The Kriging method is one of the most employed as of today. We can even enhance the result of the regression if we have access to the derivative (or even the hessian) of the function [Forrester2009]. This could be even more challenging if we don’t have an adjoint solver to compute it. Another method is to use a multi-fidelity metamodel in order to obtain an even better solution. This can be performed if we have two codes that compute the same thing or if we have two grids to run from.

## Multifidelity¶

It is possible to combine several level of fidelity in order to lower the computational cost of the surrogate building process. The fidelity can be either expressed as a mesh difference, a convergence difference, or even a different set of solvers. [Forrester2006] proposed a way of combining these fidelities by building a low fidelity model and correct it using a model of the error:

$\hat{f}(x) = f_c(x) + \hat{f}_{\epsilon}(f_e(x), f_c(x)),$

with $$\hat{f}_{\epsilon}$$ the surrogate model representing the error between the two fidelity levels. This method needs nested design of experiments for the error model to be computed.

Considering two levels of fidelity $$f_e$$ and $$f_c$$, respectively an expensive and a cheap function expressed as a computational cost.
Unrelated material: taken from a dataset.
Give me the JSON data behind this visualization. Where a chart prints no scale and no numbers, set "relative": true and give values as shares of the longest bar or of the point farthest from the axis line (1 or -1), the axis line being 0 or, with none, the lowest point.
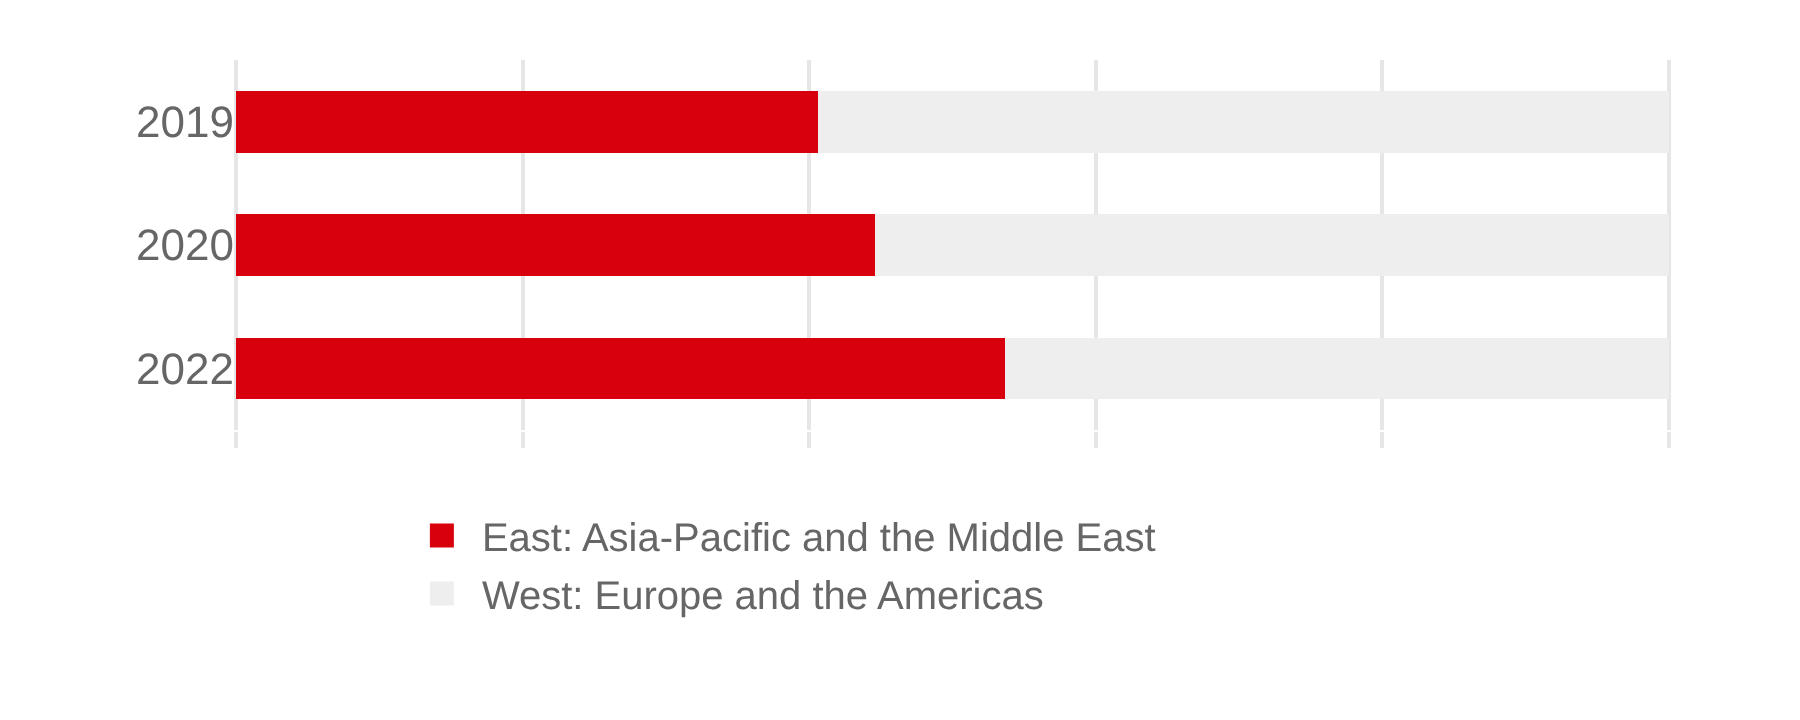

A cost ratio $$\alpha$$ between the two can be defined as:

$\alpha = \frac{f_e}{f_c}.$

Using this cost relationship an setting a computational budget $$C$$, it is possible to get a relation between the number of cheap and expensive realizations:

$\begin{split}C f_e &= N_e f_e + N_c f_c,\\ C f_e &= N_e f_e + N_c\frac{\alpha}{f_e},\\ C &= N_e + N_c\alpha, \\ N_c &= \frac{C - N_e}{\alpha}.\end{split}$

As the design being nested, the number of cheap experiments must be strictly superior to the number or expensive ones. Indeed, the opposite would result in no additional information to the system.